Haber Detayı
Mustafa Barguti CNN TÜRKe konuştu: Ateşkesi yüzlerce kez ihlal etti
Gazze'de kağıt üzerinde bir ateşkes var ancak sahadaki gerçekler çok farklı. Filistin Ulusal Girişim Hareketi Genel Sekreteri Mustafa Barguti'ye göre İsrail, ateşkesin ilan edildiği 10 Ekim'den bu yana yüzlerce kez ihlal yaptı, 370'ten fazla Filistinliyi öldürdü. Barguti ayrıca İsrail hapishanelerindeki tecavüz ve işkence iddialarını da dile getirdi. CNN TÜRK ekibinden Büşra Arslantaş ve Caner Emre Kınacı'nın özel röportajı.
Büşra Arslantaş: Sayın Barguti, 10 Ekimde bir ateşkes sağlandı ancak İsrailin ihlalleri sürüyor.
Gazzede son durum nedir?
Bölgeye yeterli insani yardımın girişine izin veriliyor mu?
Mustafa Barguti: 10 Ekimde ateşkes ilan edildiğinden bu yana İsrail, ateşkesi yüzlerce kez ihlal etti.
O zamandan bugüne, ateşkes sürecinde 370ten fazla Filistinliyi öldürdüler ve 700den fazlasını yaraladılar.
Bombardımanı sürdürüyorlar; işgal altında tuttukları, ki toplam %53, bölgelerde altyapının tamamen yok etmeye devam ediyorlar.
Ayrıca insani yardımı büyük ölçüde engelliyorlar.
Gazzeye ulaşan yardım, üzerinde mutabakata varılanın %30undan az. 600 kamyonluk yardım yerine 200, en fazla 240 kamyona izin veriliyor.
Burada önemli olan sadece miktar değil, aynı zamanda içeri alınan yardımın niteliği.

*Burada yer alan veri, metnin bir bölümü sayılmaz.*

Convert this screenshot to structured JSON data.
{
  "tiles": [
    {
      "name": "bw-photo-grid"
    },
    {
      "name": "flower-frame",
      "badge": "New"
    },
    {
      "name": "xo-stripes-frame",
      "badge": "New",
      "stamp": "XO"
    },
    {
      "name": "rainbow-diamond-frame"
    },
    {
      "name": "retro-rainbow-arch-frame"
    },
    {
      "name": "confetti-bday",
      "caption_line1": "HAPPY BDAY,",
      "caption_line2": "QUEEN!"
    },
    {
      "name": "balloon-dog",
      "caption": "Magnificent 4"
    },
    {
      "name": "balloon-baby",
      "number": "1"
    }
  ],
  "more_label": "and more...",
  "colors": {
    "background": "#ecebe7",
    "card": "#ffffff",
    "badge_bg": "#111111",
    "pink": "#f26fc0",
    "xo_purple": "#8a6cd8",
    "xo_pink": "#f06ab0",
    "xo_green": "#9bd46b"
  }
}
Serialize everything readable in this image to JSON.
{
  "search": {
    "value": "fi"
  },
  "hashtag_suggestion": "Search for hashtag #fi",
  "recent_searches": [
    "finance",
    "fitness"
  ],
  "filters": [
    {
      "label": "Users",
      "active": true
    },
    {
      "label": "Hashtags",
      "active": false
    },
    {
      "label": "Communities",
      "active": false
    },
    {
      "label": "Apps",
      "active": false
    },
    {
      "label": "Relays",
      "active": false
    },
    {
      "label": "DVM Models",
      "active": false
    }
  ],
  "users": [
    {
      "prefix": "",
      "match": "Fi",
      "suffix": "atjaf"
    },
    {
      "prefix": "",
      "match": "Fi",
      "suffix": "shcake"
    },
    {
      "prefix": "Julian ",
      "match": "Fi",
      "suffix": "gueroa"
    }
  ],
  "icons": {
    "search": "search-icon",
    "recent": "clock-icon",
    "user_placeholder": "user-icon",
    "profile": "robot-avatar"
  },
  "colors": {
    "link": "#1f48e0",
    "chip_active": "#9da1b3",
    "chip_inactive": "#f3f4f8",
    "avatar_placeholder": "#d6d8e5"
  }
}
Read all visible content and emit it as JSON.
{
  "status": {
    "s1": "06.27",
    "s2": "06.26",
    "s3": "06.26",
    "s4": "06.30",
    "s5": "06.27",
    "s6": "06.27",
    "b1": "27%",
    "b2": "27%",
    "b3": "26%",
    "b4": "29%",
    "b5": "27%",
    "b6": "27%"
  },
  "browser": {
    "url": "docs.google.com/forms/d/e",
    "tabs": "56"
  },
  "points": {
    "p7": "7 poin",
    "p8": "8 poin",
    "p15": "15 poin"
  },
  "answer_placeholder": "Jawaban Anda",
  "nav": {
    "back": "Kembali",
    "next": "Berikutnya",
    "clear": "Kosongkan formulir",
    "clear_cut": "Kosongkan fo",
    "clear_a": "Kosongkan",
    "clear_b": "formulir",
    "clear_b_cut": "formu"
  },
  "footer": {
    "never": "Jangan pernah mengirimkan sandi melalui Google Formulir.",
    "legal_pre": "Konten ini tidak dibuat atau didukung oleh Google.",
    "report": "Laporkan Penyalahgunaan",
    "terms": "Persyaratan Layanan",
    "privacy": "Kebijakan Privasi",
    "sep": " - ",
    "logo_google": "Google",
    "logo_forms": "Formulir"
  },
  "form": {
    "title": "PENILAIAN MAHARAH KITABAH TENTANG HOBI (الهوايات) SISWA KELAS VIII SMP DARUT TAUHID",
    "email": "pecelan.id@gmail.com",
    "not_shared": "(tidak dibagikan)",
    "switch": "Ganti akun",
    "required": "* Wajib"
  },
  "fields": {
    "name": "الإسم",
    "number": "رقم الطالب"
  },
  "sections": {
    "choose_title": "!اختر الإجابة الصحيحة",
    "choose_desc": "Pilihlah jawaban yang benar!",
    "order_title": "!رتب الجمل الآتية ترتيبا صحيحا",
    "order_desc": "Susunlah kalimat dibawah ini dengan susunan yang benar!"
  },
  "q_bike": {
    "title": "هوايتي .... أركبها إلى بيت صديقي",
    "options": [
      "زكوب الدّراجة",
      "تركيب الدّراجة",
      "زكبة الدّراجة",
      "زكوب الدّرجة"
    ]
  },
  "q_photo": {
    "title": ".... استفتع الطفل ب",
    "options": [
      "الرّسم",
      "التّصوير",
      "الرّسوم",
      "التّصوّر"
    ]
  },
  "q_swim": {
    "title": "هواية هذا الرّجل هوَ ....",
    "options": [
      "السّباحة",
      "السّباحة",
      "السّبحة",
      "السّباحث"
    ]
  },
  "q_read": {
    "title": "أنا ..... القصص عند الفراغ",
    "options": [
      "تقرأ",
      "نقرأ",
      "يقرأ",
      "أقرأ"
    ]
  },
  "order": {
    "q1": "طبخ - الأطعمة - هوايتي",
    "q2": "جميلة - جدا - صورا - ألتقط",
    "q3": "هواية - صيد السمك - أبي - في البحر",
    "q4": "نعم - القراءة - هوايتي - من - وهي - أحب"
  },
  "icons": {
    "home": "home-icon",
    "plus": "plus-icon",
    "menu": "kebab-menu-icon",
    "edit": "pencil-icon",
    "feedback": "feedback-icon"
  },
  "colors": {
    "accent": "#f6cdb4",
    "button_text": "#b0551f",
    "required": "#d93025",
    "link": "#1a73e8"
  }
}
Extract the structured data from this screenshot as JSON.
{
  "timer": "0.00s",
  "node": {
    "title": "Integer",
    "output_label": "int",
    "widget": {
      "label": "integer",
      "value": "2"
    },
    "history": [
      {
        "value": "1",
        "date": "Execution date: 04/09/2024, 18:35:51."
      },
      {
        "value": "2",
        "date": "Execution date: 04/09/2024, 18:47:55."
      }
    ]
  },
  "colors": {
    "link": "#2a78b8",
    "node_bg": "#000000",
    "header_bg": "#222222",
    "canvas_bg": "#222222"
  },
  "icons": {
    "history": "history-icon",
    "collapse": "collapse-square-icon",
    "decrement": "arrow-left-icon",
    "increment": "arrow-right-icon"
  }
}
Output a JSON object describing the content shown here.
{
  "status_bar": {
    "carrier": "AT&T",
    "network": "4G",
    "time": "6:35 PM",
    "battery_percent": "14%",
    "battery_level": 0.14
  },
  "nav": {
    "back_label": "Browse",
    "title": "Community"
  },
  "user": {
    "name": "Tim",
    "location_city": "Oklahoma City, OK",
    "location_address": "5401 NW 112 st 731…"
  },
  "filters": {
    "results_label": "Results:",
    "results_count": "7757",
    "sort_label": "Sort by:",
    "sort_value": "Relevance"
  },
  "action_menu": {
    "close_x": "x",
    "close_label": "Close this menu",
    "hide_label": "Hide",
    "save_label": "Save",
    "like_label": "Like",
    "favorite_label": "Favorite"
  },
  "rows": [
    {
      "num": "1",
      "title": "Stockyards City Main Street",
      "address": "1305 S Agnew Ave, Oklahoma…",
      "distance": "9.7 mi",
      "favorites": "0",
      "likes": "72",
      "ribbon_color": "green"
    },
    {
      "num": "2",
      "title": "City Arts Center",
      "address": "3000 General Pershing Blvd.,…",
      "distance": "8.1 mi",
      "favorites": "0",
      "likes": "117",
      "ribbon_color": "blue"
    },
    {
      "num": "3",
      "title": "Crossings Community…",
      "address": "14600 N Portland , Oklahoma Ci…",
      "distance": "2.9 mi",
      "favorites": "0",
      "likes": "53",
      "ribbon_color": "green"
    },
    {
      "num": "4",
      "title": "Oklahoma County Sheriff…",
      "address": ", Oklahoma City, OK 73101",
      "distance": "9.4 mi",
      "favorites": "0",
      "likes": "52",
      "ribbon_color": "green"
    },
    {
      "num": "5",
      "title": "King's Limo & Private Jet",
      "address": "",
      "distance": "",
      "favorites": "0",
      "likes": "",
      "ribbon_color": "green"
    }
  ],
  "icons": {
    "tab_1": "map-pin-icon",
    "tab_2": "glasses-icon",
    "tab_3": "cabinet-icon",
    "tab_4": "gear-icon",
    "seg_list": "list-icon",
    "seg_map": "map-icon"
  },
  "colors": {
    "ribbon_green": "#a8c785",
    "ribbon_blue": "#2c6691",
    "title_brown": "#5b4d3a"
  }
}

Özellikle birçok makinenin girişine izin verilmiyor ve tıbbi ekipmanların büyük bölümü de içeri alınmıyor.
Durum son derece zor.
Buna bir de Batı Şeriada Filistinlilere yönelik İsrailli yerleşimciler ve İsrail ordusu tarafından gerçekleştirilen saldırıları düşünün.
Büşra Arslantaş: Filistinli gruplar Mervan Bargutinin güvenliği konusunda ciddi kaygılar dile getirdi.
Peki şu anda durum nedir?
Elinizde hangi bilgiler var?
Yanılmıyorsam akrabasınız.
Mustafa Barguti: Evet, akrabayız ve aynı zamanda arkadaşız.
Kendisine defalarca saldırı düzenlendi.
Kendisine ve FHKC lideri Ahmet Saadete de düzenlendi.
Bu durum, İsrail hapishanelerindeki neredeyse tüm tutukluların maruz kaldığı bir durum.
Onlara karşı aç bırakma, işkence uygulama gibi yöntemlerden söz ediyoruz.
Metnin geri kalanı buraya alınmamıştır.